Brent was down $1.20, or 2.6 percent, at $44.82 a barrel. The U.S. benchmark dropped 98 cents, or 2.3 percent, to $42.53 a barrel in New York.
Weak prices mean that, all other things being equal, consumers can expect cheaper energy and car fuel.
The U.S. Energy Information Administration's weekly petroleum data for the week ended June 16 showed a 2.5 million decrease in American crude oil supplies from the previous week.
Jenna Delaney, senior oil analyst at Platts Analytics, said the supply numbers were largely in line with the range of market expectations. Still, "with the bearish sentiment that's been building over the past couple weeks, this fairly neutral set of numbers were not supportive enough to push prices higher," she said.
A recent report from the Paris-based International Energy Agency predicted next year's increase in output by non-OPEC countries will be slightly higher than the increase in global demand.
Meanwhile, Wednesday's appointment of new Saudi Crown Prince Mohammed bin Salman, a man famous for his combative political and economic policies against fellow OPEC member Iran, has placed the future of the supply-cutting plan under increased uncertainty.

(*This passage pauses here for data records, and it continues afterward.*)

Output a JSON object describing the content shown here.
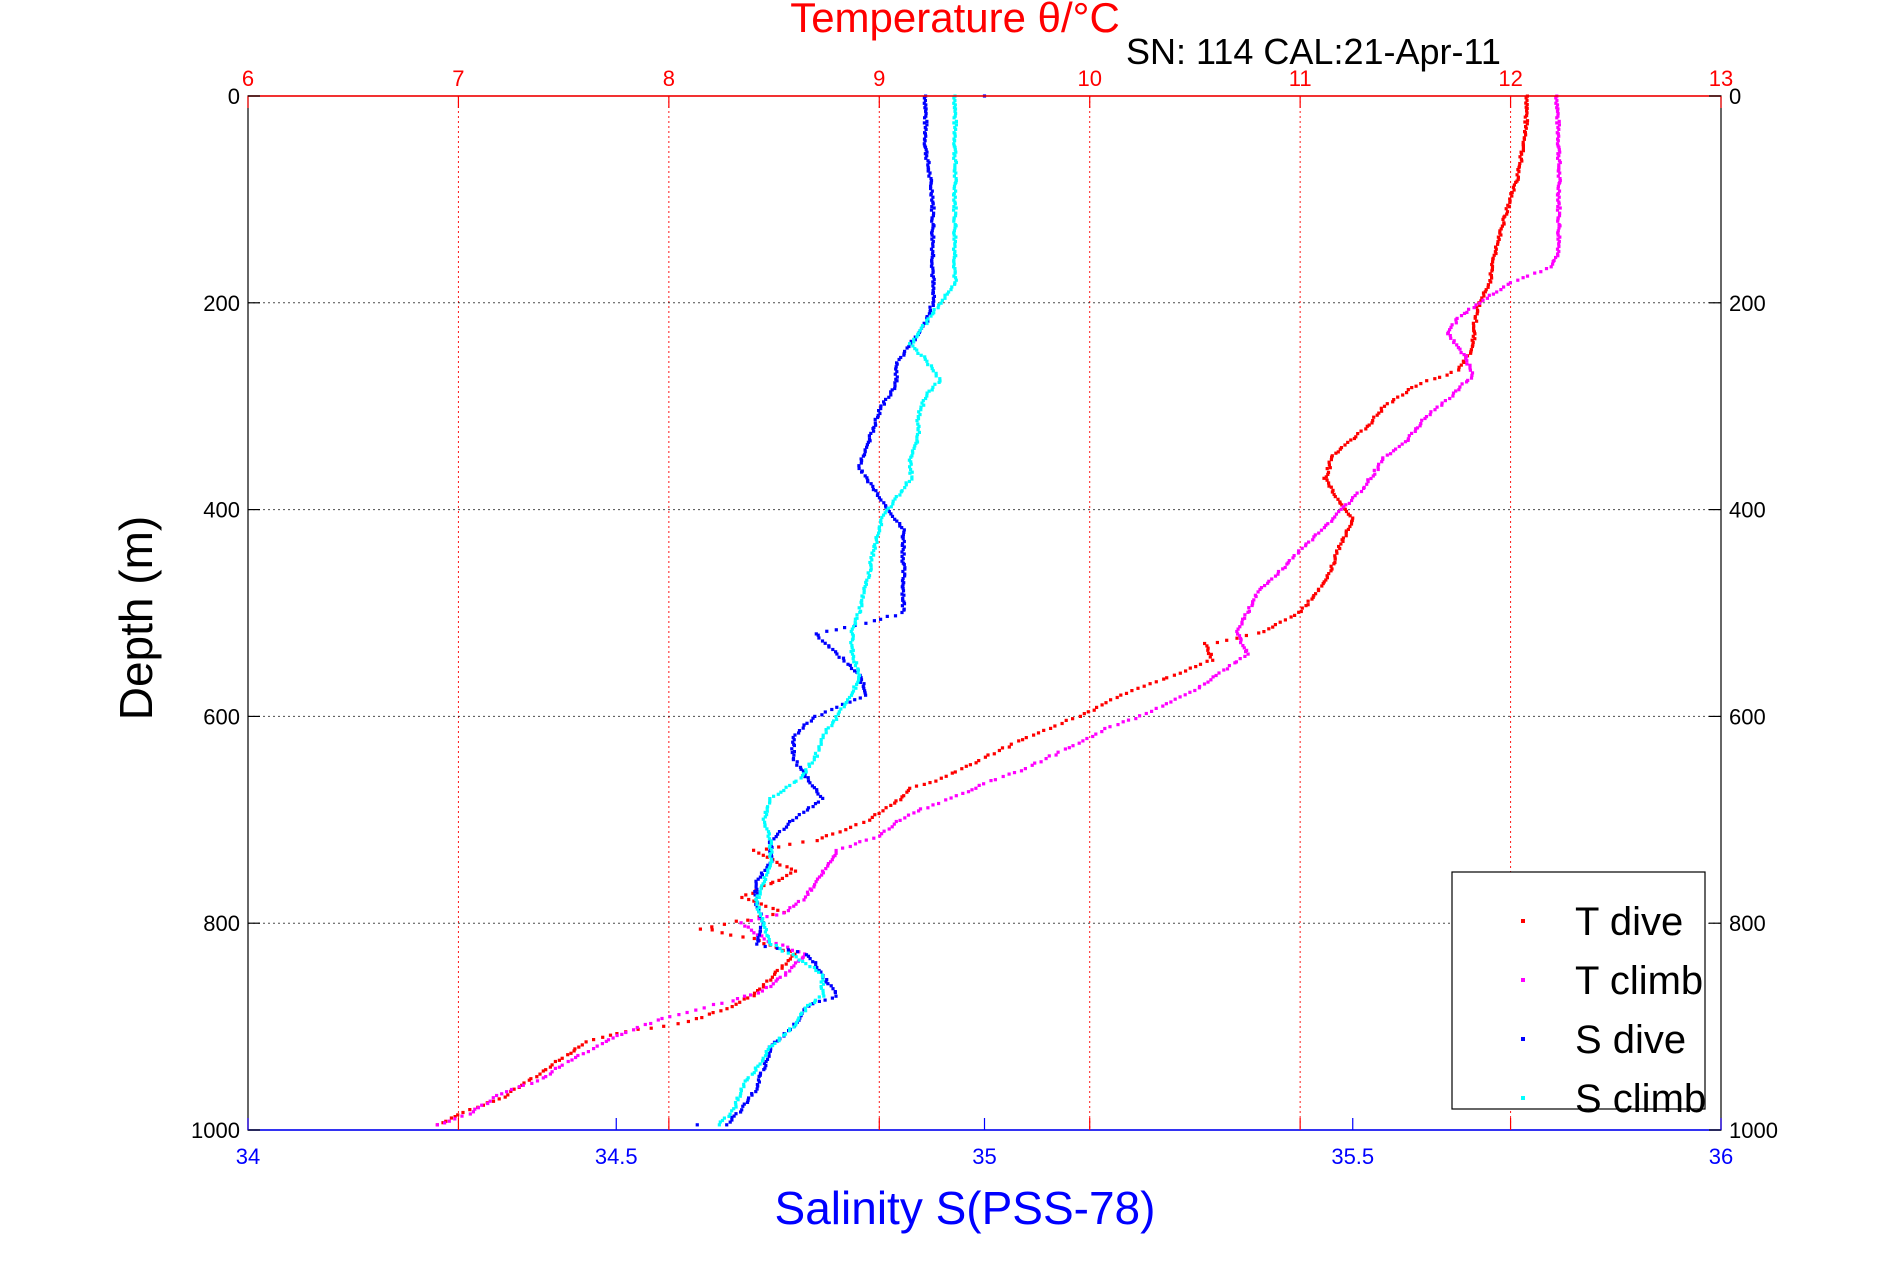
{
  "chart_data": {
    "type": "scatter",
    "title_top": "Temperature θ/°C",
    "subtitle": "SN: 114  CAL:21-Apr-11",
    "xlabel_bottom": "Salinity S(PSS-78)",
    "ylabel": "Depth (m)",
    "x_top": {
      "label": "Temperature θ/°C",
      "range": [
        6,
        13
      ],
      "ticks": [
        "6",
        "7",
        "8",
        "9",
        "10",
        "11",
        "12",
        "13"
      ],
      "color": "#ff0000",
      "grid": true
    },
    "x_bottom": {
      "label": "Salinity S(PSS-78)",
      "range": [
        34,
        36
      ],
      "ticks": [
        "34",
        "34.5",
        "35",
        "35.5",
        "36"
      ],
      "color": "#0000ff",
      "grid": false
    },
    "y": {
      "label": "Depth (m)",
      "range": [
        0,
        1000
      ],
      "reversed": true,
      "ticks": [
        "0",
        "200",
        "400",
        "600",
        "800",
        "1000"
      ],
      "grid": true
    },
    "legend": {
      "placement": "bottom-right",
      "entries": [
        "T dive",
        "T climb",
        "S dive",
        "S climb"
      ]
    },
    "series": [
      {
        "name": "T dive",
        "axis": "temperature",
        "color": "#ff0000",
        "points": [
          [
            12.08,
            0
          ],
          [
            12.07,
            40
          ],
          [
            12.03,
            80
          ],
          [
            11.97,
            120
          ],
          [
            11.93,
            150
          ],
          [
            11.9,
            180
          ],
          [
            11.85,
            200
          ],
          [
            11.83,
            220
          ],
          [
            11.82,
            245
          ],
          [
            11.75,
            265
          ],
          [
            11.55,
            280
          ],
          [
            11.4,
            300
          ],
          [
            11.32,
            320
          ],
          [
            11.2,
            340
          ],
          [
            11.15,
            350
          ],
          [
            11.12,
            370
          ],
          [
            11.18,
            390
          ],
          [
            11.22,
            400
          ],
          [
            11.25,
            410
          ],
          [
            11.18,
            440
          ],
          [
            11.12,
            470
          ],
          [
            11.0,
            500
          ],
          [
            10.8,
            520
          ],
          [
            10.55,
            530
          ],
          [
            10.58,
            545
          ],
          [
            10.4,
            560
          ],
          [
            10.15,
            580
          ],
          [
            9.95,
            600
          ],
          [
            9.7,
            620
          ],
          [
            9.5,
            640
          ],
          [
            9.3,
            660
          ],
          [
            9.15,
            670
          ],
          [
            9.1,
            680
          ],
          [
            8.95,
            700
          ],
          [
            8.7,
            720
          ],
          [
            8.4,
            730
          ],
          [
            8.6,
            750
          ],
          [
            8.5,
            760
          ],
          [
            8.35,
            775
          ],
          [
            8.55,
            790
          ],
          [
            8.15,
            805
          ],
          [
            8.4,
            815
          ],
          [
            8.6,
            830
          ],
          [
            8.5,
            850
          ],
          [
            8.4,
            870
          ],
          [
            8.3,
            880
          ],
          [
            8.1,
            895
          ],
          [
            7.8,
            905
          ],
          [
            7.6,
            915
          ],
          [
            7.5,
            930
          ],
          [
            7.35,
            950
          ],
          [
            7.2,
            970
          ],
          [
            7.0,
            985
          ],
          [
            6.9,
            995
          ]
        ]
      },
      {
        "name": "T climb",
        "axis": "temperature",
        "color": "#ff00ff",
        "points": [
          [
            12.22,
            0
          ],
          [
            12.23,
            50
          ],
          [
            12.23,
            100
          ],
          [
            12.23,
            150
          ],
          [
            12.2,
            165
          ],
          [
            12.0,
            180
          ],
          [
            11.85,
            200
          ],
          [
            11.75,
            215
          ],
          [
            11.7,
            230
          ],
          [
            11.78,
            250
          ],
          [
            11.82,
            270
          ],
          [
            11.72,
            290
          ],
          [
            11.6,
            310
          ],
          [
            11.5,
            335
          ],
          [
            11.4,
            350
          ],
          [
            11.35,
            365
          ],
          [
            11.3,
            380
          ],
          [
            11.2,
            400
          ],
          [
            11.1,
            420
          ],
          [
            11.0,
            440
          ],
          [
            10.9,
            460
          ],
          [
            10.8,
            480
          ],
          [
            10.75,
            500
          ],
          [
            10.7,
            520
          ],
          [
            10.75,
            540
          ],
          [
            10.6,
            560
          ],
          [
            10.5,
            575
          ],
          [
            10.3,
            595
          ],
          [
            10.1,
            610
          ],
          [
            9.9,
            630
          ],
          [
            9.7,
            650
          ],
          [
            9.5,
            665
          ],
          [
            9.4,
            675
          ],
          [
            9.2,
            690
          ],
          [
            9.1,
            700
          ],
          [
            9.0,
            715
          ],
          [
            8.8,
            730
          ],
          [
            8.75,
            745
          ],
          [
            8.7,
            760
          ],
          [
            8.65,
            775
          ],
          [
            8.55,
            790
          ],
          [
            8.35,
            800
          ],
          [
            8.45,
            815
          ],
          [
            8.65,
            830
          ],
          [
            8.55,
            850
          ],
          [
            8.45,
            865
          ],
          [
            8.3,
            875
          ],
          [
            8.0,
            890
          ],
          [
            7.8,
            905
          ],
          [
            7.7,
            915
          ],
          [
            7.55,
            930
          ],
          [
            7.4,
            950
          ],
          [
            7.2,
            965
          ],
          [
            7.05,
            985
          ],
          [
            6.9,
            995
          ]
        ]
      },
      {
        "name": "S dive",
        "axis": "salinity",
        "color": "#0000ff",
        "points": [
          [
            34.92,
            0
          ],
          [
            34.92,
            50
          ],
          [
            34.93,
            100
          ],
          [
            34.93,
            150
          ],
          [
            34.93,
            200
          ],
          [
            34.92,
            220
          ],
          [
            34.9,
            240
          ],
          [
            34.88,
            260
          ],
          [
            34.88,
            280
          ],
          [
            34.86,
            300
          ],
          [
            34.85,
            320
          ],
          [
            34.84,
            340
          ],
          [
            34.83,
            360
          ],
          [
            34.85,
            380
          ],
          [
            34.87,
            400
          ],
          [
            34.89,
            420
          ],
          [
            34.89,
            460
          ],
          [
            34.89,
            500
          ],
          [
            34.84,
            510
          ],
          [
            34.77,
            520
          ],
          [
            34.8,
            540
          ],
          [
            34.83,
            560
          ],
          [
            34.84,
            580
          ],
          [
            34.77,
            600
          ],
          [
            34.74,
            620
          ],
          [
            34.74,
            640
          ],
          [
            34.76,
            660
          ],
          [
            34.78,
            680
          ],
          [
            34.74,
            700
          ],
          [
            34.71,
            720
          ],
          [
            34.71,
            740
          ],
          [
            34.69,
            760
          ],
          [
            34.69,
            780
          ],
          [
            34.7,
            800
          ],
          [
            34.69,
            820
          ],
          [
            34.76,
            830
          ],
          [
            34.78,
            850
          ],
          [
            34.8,
            870
          ],
          [
            34.76,
            880
          ],
          [
            34.74,
            900
          ],
          [
            34.71,
            920
          ],
          [
            34.7,
            940
          ],
          [
            34.69,
            960
          ],
          [
            34.67,
            980
          ],
          [
            34.65,
            995
          ]
        ]
      },
      {
        "name": "S climb",
        "axis": "salinity",
        "color": "#00ffff",
        "points": [
          [
            34.96,
            0
          ],
          [
            34.96,
            50
          ],
          [
            34.96,
            100
          ],
          [
            34.96,
            150
          ],
          [
            34.96,
            180
          ],
          [
            34.94,
            200
          ],
          [
            34.92,
            220
          ],
          [
            34.9,
            240
          ],
          [
            34.92,
            255
          ],
          [
            34.94,
            275
          ],
          [
            34.92,
            290
          ],
          [
            34.91,
            310
          ],
          [
            34.91,
            330
          ],
          [
            34.9,
            350
          ],
          [
            34.9,
            370
          ],
          [
            34.88,
            390
          ],
          [
            34.86,
            410
          ],
          [
            34.85,
            440
          ],
          [
            34.84,
            470
          ],
          [
            34.83,
            500
          ],
          [
            34.82,
            520
          ],
          [
            34.82,
            540
          ],
          [
            34.83,
            560
          ],
          [
            34.82,
            580
          ],
          [
            34.8,
            600
          ],
          [
            34.78,
            620
          ],
          [
            34.77,
            640
          ],
          [
            34.75,
            660
          ],
          [
            34.71,
            680
          ],
          [
            34.7,
            700
          ],
          [
            34.71,
            720
          ],
          [
            34.71,
            740
          ],
          [
            34.7,
            760
          ],
          [
            34.69,
            780
          ],
          [
            34.7,
            800
          ],
          [
            34.71,
            820
          ],
          [
            34.75,
            835
          ],
          [
            34.78,
            850
          ],
          [
            34.78,
            870
          ],
          [
            34.76,
            880
          ],
          [
            34.74,
            900
          ],
          [
            34.71,
            920
          ],
          [
            34.69,
            940
          ],
          [
            34.67,
            960
          ],
          [
            34.66,
            980
          ],
          [
            34.64,
            995
          ]
        ]
      }
    ],
    "extra_markers": [
      {
        "series": "S dive",
        "points": [
          [
            35.0,
            0
          ],
          [
            34.61,
            995
          ]
        ]
      }
    ]
  }
}
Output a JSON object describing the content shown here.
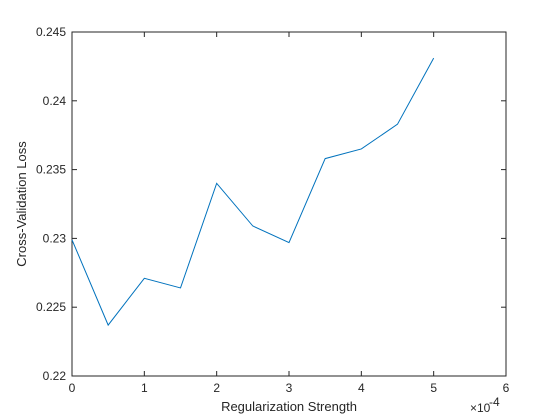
{
  "chart_data": {
    "type": "line",
    "x_label": "Regularization Strength",
    "y_label": "Cross-Validation Loss",
    "x_exponent_base": "×10",
    "x_exponent_power": "-4",
    "x": [
      0,
      0.5,
      1,
      1.5,
      2,
      2.5,
      3,
      3.5,
      4,
      4.5,
      5
    ],
    "series": [
      {
        "color": "#0072bd",
        "values": [
          0.2299,
          0.2237,
          0.2271,
          0.2264,
          0.234,
          0.2309,
          0.2297,
          0.2358,
          0.2365,
          0.2383,
          0.2431
        ]
      }
    ],
    "xlim": [
      0,
      6
    ],
    "xticks": [
      0,
      1,
      2,
      3,
      4,
      5,
      6
    ],
    "ylim": [
      0.22,
      0.245
    ],
    "yticks": [
      0.22,
      0.225,
      0.23,
      0.235,
      0.24,
      0.245
    ],
    "grid": false
  }
}
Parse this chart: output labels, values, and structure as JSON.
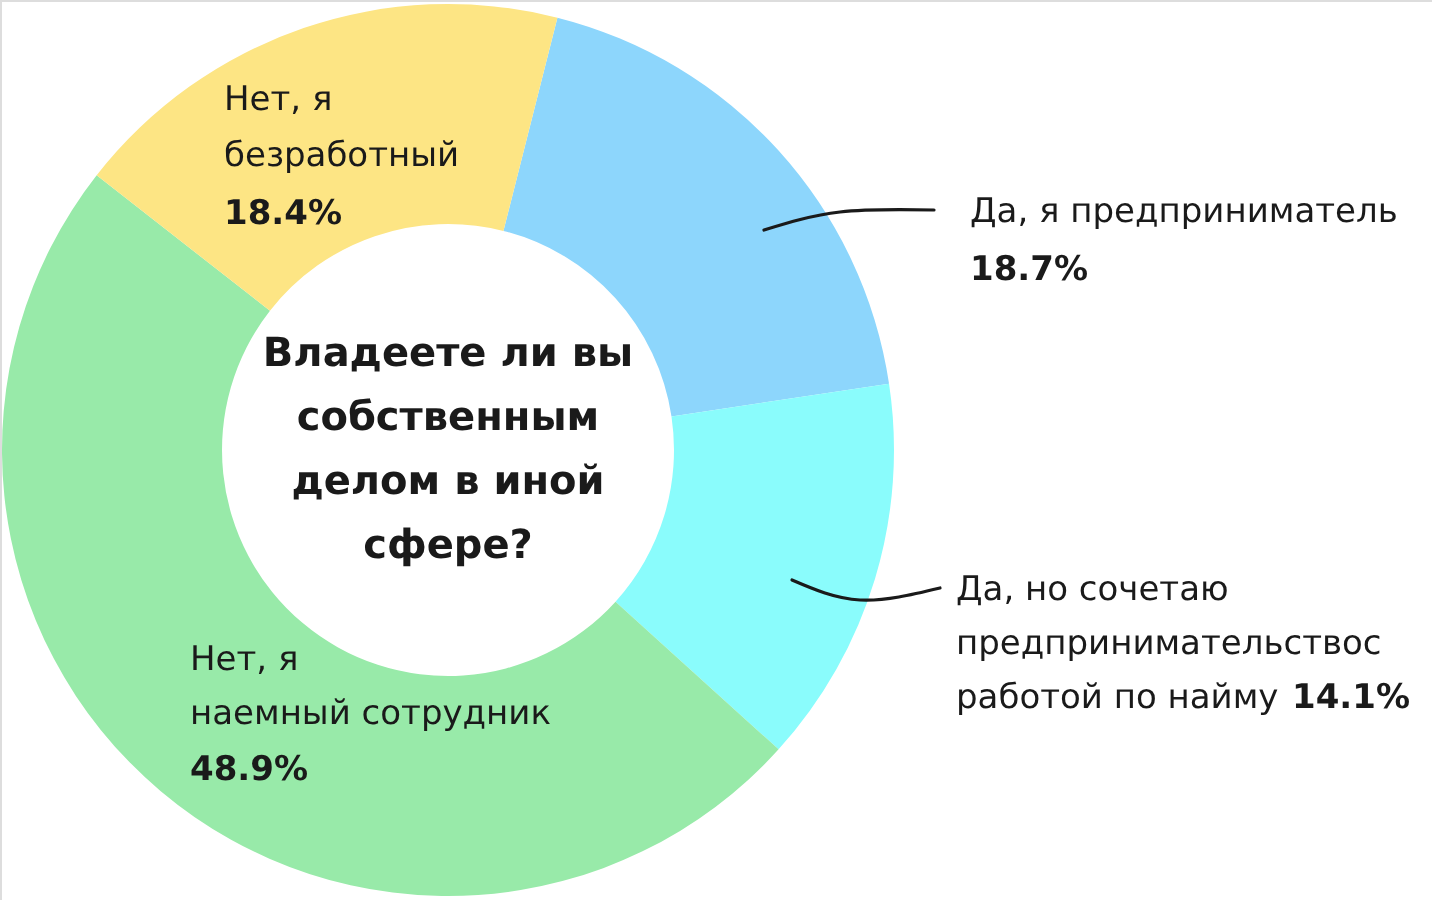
{
  "chart_data": {
    "type": "donut",
    "title": "Владеете ли вы собственным делом в иной сфере?",
    "categories": [
      "Да, я предприниматель",
      "Да, но сочетаю предпринимательствос работой по найму",
      "Нет, я наемный сотрудник",
      "Нет, я безработный"
    ],
    "values": [
      18.7,
      14.1,
      48.9,
      18.4
    ],
    "colors": [
      "#8dd6fc",
      "#8afcfc",
      "#98eaa9",
      "#fde584"
    ],
    "value_labels": [
      "18.7%",
      "14.1%",
      "48.9%",
      "18.4%"
    ]
  }
}
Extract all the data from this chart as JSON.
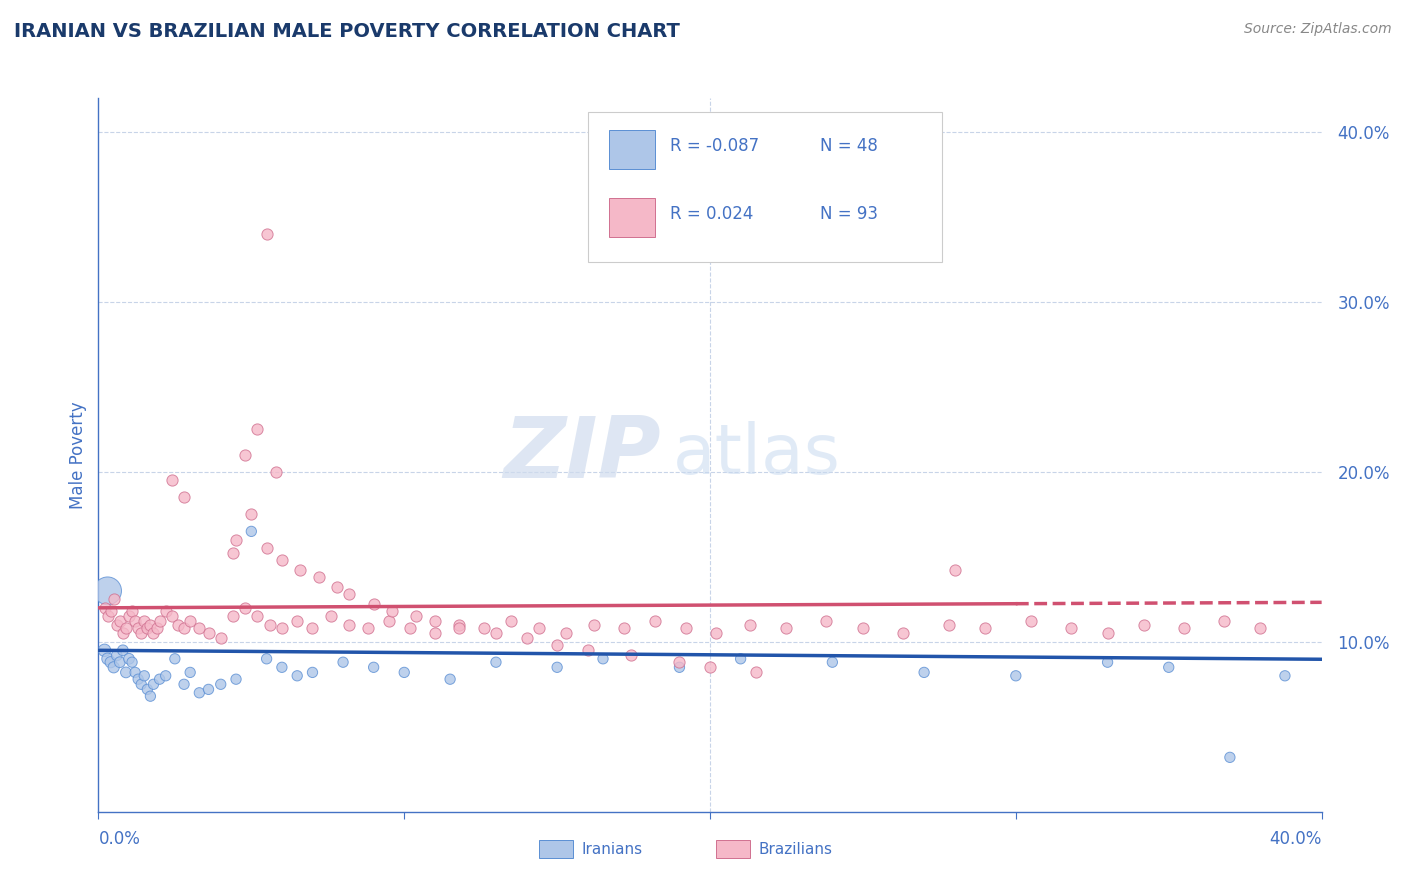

"His aggressive stance against Iran makes it unlikely to see greater Saudi participation in supply cuts without Iran cutting production as well," Petromatrix analysts wrote in a daily market report. Currently, Iran is one of three OPEC countries that have not been asked to cut oil production.
Last week, OPEC countries and a group of other oil-producing nations, led by Russia, agreed to extend their overall cuts by nine months until next March.